The violin plot below shows the distribution of economic complexities in local authority districts in different Regions of Britain.
It shows that London and the South tend to have, on average, local authority districts with higher levels of economic complexity, consistent with the idea that these are more diversified economies. At the same time, there is a great degree of variation in the economic complexity within regions and nations of the UK – we find more complex, generally urban, and less complex, often rural economies inside all of then. The shape of each of the violins shows that some regions such as London or the North West tend to have a ‘normal’ distribution of economic complexity, with most of their local authorities in the middle, while Wales, Scotland and Northern Ireland have a few highly complex areas, and many less complex areas. The South East and the South West are closer to a bimodal distribution, with many economically complex areas, and many non-complex ones.
Why would anyone care about any of this? Hidalgo and Hausman answer the ‘so what’ question by showing that more economically complex countries tend to perform better along a wide range of measures: they tend to have higher GDP per capita, faster growth and lower inequality.
What about the measures of complexity that we have generated for UK local authority districts?
Although replicating the econometric analyses undertaken by Hidalgo, Hausman and their collaborators goes beyond the scope of this paper, we have carried out some preliminary analyses of the link between economic complexity and measures of local economic performance, and the results are suggestive. We find a strong correlation (p=0.67) between our indicator of complexity and an area’s average annual earnings based on the Annual Survey of Hours of Earnings, which fits with the idea that those local authorities with more complex economies tend to be more productive.
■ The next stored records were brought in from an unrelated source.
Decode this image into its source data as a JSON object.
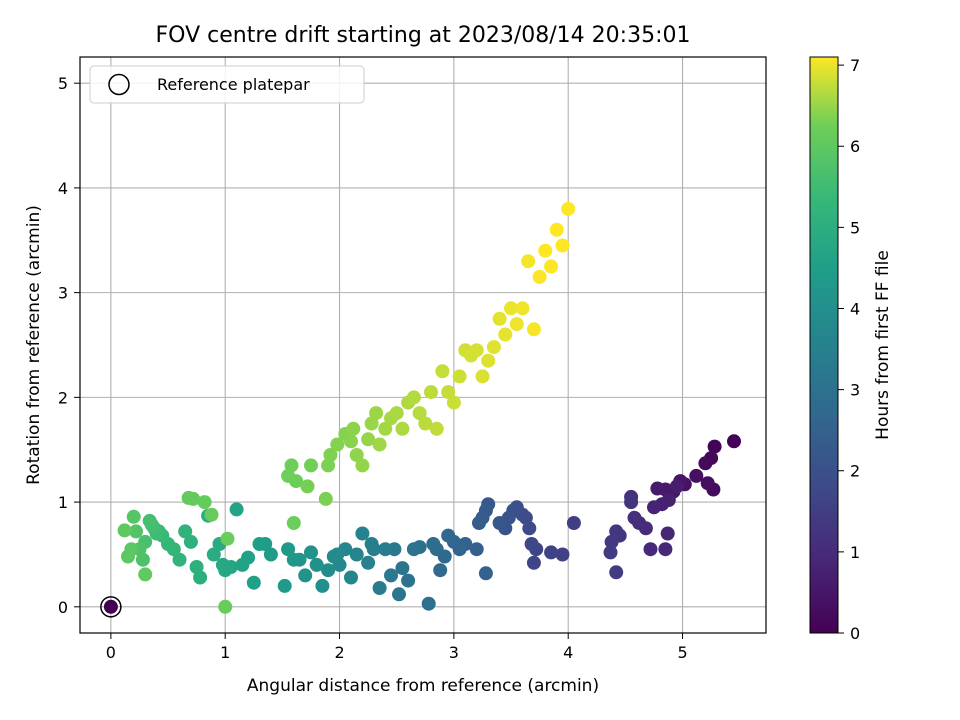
{
  "chart_data": {
    "type": "scatter",
    "title": "FOV centre drift starting at 2023/08/14 20:35:01",
    "xlabel": "Angular distance from reference (arcmin)",
    "ylabel": "Rotation from reference (arcmin)",
    "xlim": [
      -0.27,
      5.73
    ],
    "ylim": [
      -0.25,
      5.25
    ],
    "x_ticks": [
      0,
      1,
      2,
      3,
      4,
      5
    ],
    "y_ticks": [
      0,
      1,
      2,
      3,
      4,
      5
    ],
    "grid": true,
    "legend": {
      "placement": "upper-left",
      "entries": [
        "Reference platepar"
      ]
    },
    "reference_point": {
      "x": 0,
      "y": 0
    },
    "colorbar": {
      "label": "Hours from first FF file",
      "range": [
        0,
        7.1
      ],
      "ticks": [
        0,
        1,
        2,
        3,
        4,
        5,
        6,
        7
      ],
      "colormap": "viridis"
    },
    "series": [
      {
        "color_by": "hours",
        "points": [
          [
            0.0,
            0.0,
            0.0
          ],
          [
            5.45,
            1.58,
            0.05
          ],
          [
            5.28,
            1.53,
            0.1
          ],
          [
            5.25,
            1.42,
            0.15
          ],
          [
            5.2,
            1.37,
            0.2
          ],
          [
            5.27,
            1.12,
            0.25
          ],
          [
            5.22,
            1.18,
            0.3
          ],
          [
            5.12,
            1.25,
            0.35
          ],
          [
            5.02,
            1.17,
            0.4
          ],
          [
            4.98,
            1.2,
            0.45
          ],
          [
            4.92,
            1.1,
            0.5
          ],
          [
            4.85,
            1.12,
            0.55
          ],
          [
            4.78,
            1.13,
            0.6
          ],
          [
            4.95,
            1.15,
            0.65
          ],
          [
            4.88,
            1.02,
            0.7
          ],
          [
            4.82,
            0.98,
            0.75
          ],
          [
            4.75,
            0.95,
            0.8
          ],
          [
            4.87,
            0.7,
            0.85
          ],
          [
            4.85,
            0.55,
            0.9
          ],
          [
            4.72,
            0.55,
            0.95
          ],
          [
            4.68,
            0.75,
            1.0
          ],
          [
            4.62,
            0.8,
            1.05
          ],
          [
            4.58,
            0.85,
            1.1
          ],
          [
            4.55,
            1.05,
            1.15
          ],
          [
            4.55,
            1.0,
            1.2
          ],
          [
            4.45,
            0.68,
            1.25
          ],
          [
            4.42,
            0.72,
            1.3
          ],
          [
            4.38,
            0.62,
            1.35
          ],
          [
            4.37,
            0.52,
            1.4
          ],
          [
            4.42,
            0.33,
            1.45
          ],
          [
            4.05,
            0.8,
            1.5
          ],
          [
            3.95,
            0.5,
            1.55
          ],
          [
            3.85,
            0.52,
            1.6
          ],
          [
            3.72,
            0.55,
            1.65
          ],
          [
            3.7,
            0.42,
            1.7
          ],
          [
            3.68,
            0.6,
            1.75
          ],
          [
            3.66,
            0.75,
            1.8
          ],
          [
            3.63,
            0.85,
            1.85
          ],
          [
            3.6,
            0.88,
            1.9
          ],
          [
            3.55,
            0.95,
            1.95
          ],
          [
            3.52,
            0.92,
            2.0
          ],
          [
            3.48,
            0.85,
            2.05
          ],
          [
            3.45,
            0.75,
            2.1
          ],
          [
            3.4,
            0.8,
            2.15
          ],
          [
            3.3,
            0.98,
            2.2
          ],
          [
            3.28,
            0.92,
            2.25
          ],
          [
            3.25,
            0.85,
            2.3
          ],
          [
            3.22,
            0.8,
            2.35
          ],
          [
            3.2,
            0.55,
            2.4
          ],
          [
            3.28,
            0.32,
            2.45
          ],
          [
            3.1,
            0.6,
            2.5
          ],
          [
            3.05,
            0.55,
            2.55
          ],
          [
            3.0,
            0.62,
            2.6
          ],
          [
            2.95,
            0.68,
            2.65
          ],
          [
            2.92,
            0.48,
            2.7
          ],
          [
            2.88,
            0.35,
            2.75
          ],
          [
            2.85,
            0.55,
            2.8
          ],
          [
            2.82,
            0.6,
            2.85
          ],
          [
            2.78,
            0.03,
            2.9
          ],
          [
            2.7,
            0.57,
            2.95
          ],
          [
            2.65,
            0.55,
            3.0
          ],
          [
            2.6,
            0.25,
            3.05
          ],
          [
            2.55,
            0.37,
            3.1
          ],
          [
            2.52,
            0.12,
            3.15
          ],
          [
            2.48,
            0.55,
            3.2
          ],
          [
            2.45,
            0.3,
            3.25
          ],
          [
            2.4,
            0.55,
            3.3
          ],
          [
            2.35,
            0.18,
            3.35
          ],
          [
            2.3,
            0.55,
            3.4
          ],
          [
            2.28,
            0.6,
            3.45
          ],
          [
            2.25,
            0.42,
            3.5
          ],
          [
            2.2,
            0.7,
            3.55
          ],
          [
            2.15,
            0.5,
            3.6
          ],
          [
            2.1,
            0.28,
            3.65
          ],
          [
            2.05,
            0.55,
            3.7
          ],
          [
            2.0,
            0.4,
            3.75
          ],
          [
            1.98,
            0.5,
            3.8
          ],
          [
            1.95,
            0.48,
            3.85
          ],
          [
            1.9,
            0.35,
            3.9
          ],
          [
            1.85,
            0.2,
            3.95
          ],
          [
            1.8,
            0.4,
            4.0
          ],
          [
            1.75,
            0.52,
            4.05
          ],
          [
            1.7,
            0.3,
            4.1
          ],
          [
            1.65,
            0.45,
            4.15
          ],
          [
            1.6,
            0.45,
            4.2
          ],
          [
            1.55,
            0.55,
            4.25
          ],
          [
            1.52,
            0.2,
            4.3
          ],
          [
            1.4,
            0.5,
            4.35
          ],
          [
            1.35,
            0.6,
            4.4
          ],
          [
            1.3,
            0.6,
            4.45
          ],
          [
            1.25,
            0.23,
            4.5
          ],
          [
            1.2,
            0.47,
            4.55
          ],
          [
            1.15,
            0.4,
            4.6
          ],
          [
            1.1,
            0.93,
            4.65
          ],
          [
            1.05,
            0.38,
            4.7
          ],
          [
            1.0,
            0.35,
            4.75
          ],
          [
            0.98,
            0.4,
            4.8
          ],
          [
            0.95,
            0.6,
            4.85
          ],
          [
            0.9,
            0.5,
            4.9
          ],
          [
            0.85,
            0.87,
            4.95
          ],
          [
            0.78,
            0.28,
            5.0
          ],
          [
            0.75,
            0.38,
            5.05
          ],
          [
            0.7,
            0.62,
            5.1
          ],
          [
            0.65,
            0.72,
            5.15
          ],
          [
            0.6,
            0.45,
            5.2
          ],
          [
            0.55,
            0.55,
            5.25
          ],
          [
            0.5,
            0.6,
            5.3
          ],
          [
            0.45,
            0.68,
            5.35
          ],
          [
            0.42,
            0.72,
            5.4
          ],
          [
            0.4,
            0.7,
            5.45
          ],
          [
            0.38,
            0.75,
            5.5
          ],
          [
            0.36,
            0.78,
            5.55
          ],
          [
            0.34,
            0.82,
            5.6
          ],
          [
            0.3,
            0.62,
            5.65
          ],
          [
            0.28,
            0.45,
            5.7
          ],
          [
            0.25,
            0.55,
            5.75
          ],
          [
            0.22,
            0.72,
            5.8
          ],
          [
            0.2,
            0.86,
            5.85
          ],
          [
            0.18,
            0.55,
            5.9
          ],
          [
            0.15,
            0.48,
            5.95
          ],
          [
            0.12,
            0.73,
            6.0
          ],
          [
            0.3,
            0.31,
            6.02
          ],
          [
            0.72,
            1.03,
            6.04
          ],
          [
            0.68,
            1.04,
            6.06
          ],
          [
            0.82,
            1.0,
            6.08
          ],
          [
            0.88,
            0.88,
            6.1
          ],
          [
            1.0,
            0.0,
            6.12
          ],
          [
            1.02,
            0.65,
            6.14
          ],
          [
            1.6,
            0.8,
            6.16
          ],
          [
            1.62,
            1.2,
            6.18
          ],
          [
            1.55,
            1.25,
            6.2
          ],
          [
            1.58,
            1.35,
            6.22
          ],
          [
            1.75,
            1.35,
            6.24
          ],
          [
            1.72,
            1.15,
            6.26
          ],
          [
            1.88,
            1.03,
            6.28
          ],
          [
            1.9,
            1.35,
            6.3
          ],
          [
            1.92,
            1.45,
            6.32
          ],
          [
            1.98,
            1.55,
            6.34
          ],
          [
            2.05,
            1.65,
            6.36
          ],
          [
            2.1,
            1.58,
            6.38
          ],
          [
            2.12,
            1.7,
            6.4
          ],
          [
            2.15,
            1.45,
            6.42
          ],
          [
            2.2,
            1.35,
            6.44
          ],
          [
            2.25,
            1.6,
            6.46
          ],
          [
            2.28,
            1.75,
            6.48
          ],
          [
            2.32,
            1.85,
            6.5
          ],
          [
            2.35,
            1.55,
            6.52
          ],
          [
            2.4,
            1.7,
            6.54
          ],
          [
            2.45,
            1.8,
            6.56
          ],
          [
            2.5,
            1.85,
            6.58
          ],
          [
            2.55,
            1.7,
            6.6
          ],
          [
            2.6,
            1.95,
            6.62
          ],
          [
            2.65,
            2.0,
            6.64
          ],
          [
            2.7,
            1.85,
            6.66
          ],
          [
            2.75,
            1.75,
            6.68
          ],
          [
            2.8,
            2.05,
            6.7
          ],
          [
            2.85,
            1.7,
            6.72
          ],
          [
            2.9,
            2.25,
            6.74
          ],
          [
            2.95,
            2.05,
            6.76
          ],
          [
            3.0,
            1.95,
            6.78
          ],
          [
            3.05,
            2.2,
            6.8
          ],
          [
            3.1,
            2.45,
            6.82
          ],
          [
            3.15,
            2.4,
            6.84
          ],
          [
            3.2,
            2.45,
            6.86
          ],
          [
            3.25,
            2.2,
            6.88
          ],
          [
            3.3,
            2.35,
            6.9
          ],
          [
            3.35,
            2.48,
            6.92
          ],
          [
            3.4,
            2.75,
            6.94
          ],
          [
            3.45,
            2.6,
            6.96
          ],
          [
            3.5,
            2.85,
            6.98
          ],
          [
            3.55,
            2.7,
            7.0
          ],
          [
            3.6,
            2.85,
            7.02
          ],
          [
            3.65,
            3.3,
            7.04
          ],
          [
            3.7,
            2.65,
            7.06
          ],
          [
            3.75,
            3.15,
            7.08
          ],
          [
            3.8,
            3.4,
            7.1
          ],
          [
            3.85,
            3.25,
            7.1
          ],
          [
            3.9,
            3.6,
            7.1
          ],
          [
            3.95,
            3.45,
            7.1
          ],
          [
            4.0,
            3.8,
            7.1
          ]
        ]
      }
    ]
  }
}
Is this result simply driven by the fact that economically complex areas tend to be predominantly urban, and wealthier? This doesn’t seem to be the case. In the chart below, we have plotted economic complexity against normalised annual average salaries for English Local Authority Districts, using different colours for ‘urban’ (blue) and ‘rural’ (orange) areas based on ONS definitions. The slope of the relationship seems to be positive for both types of areas (although the urban areas tend to be, in general, more economically complex, as shown by the displacement of the blue dots towards the right of the chart relative to the orange ones).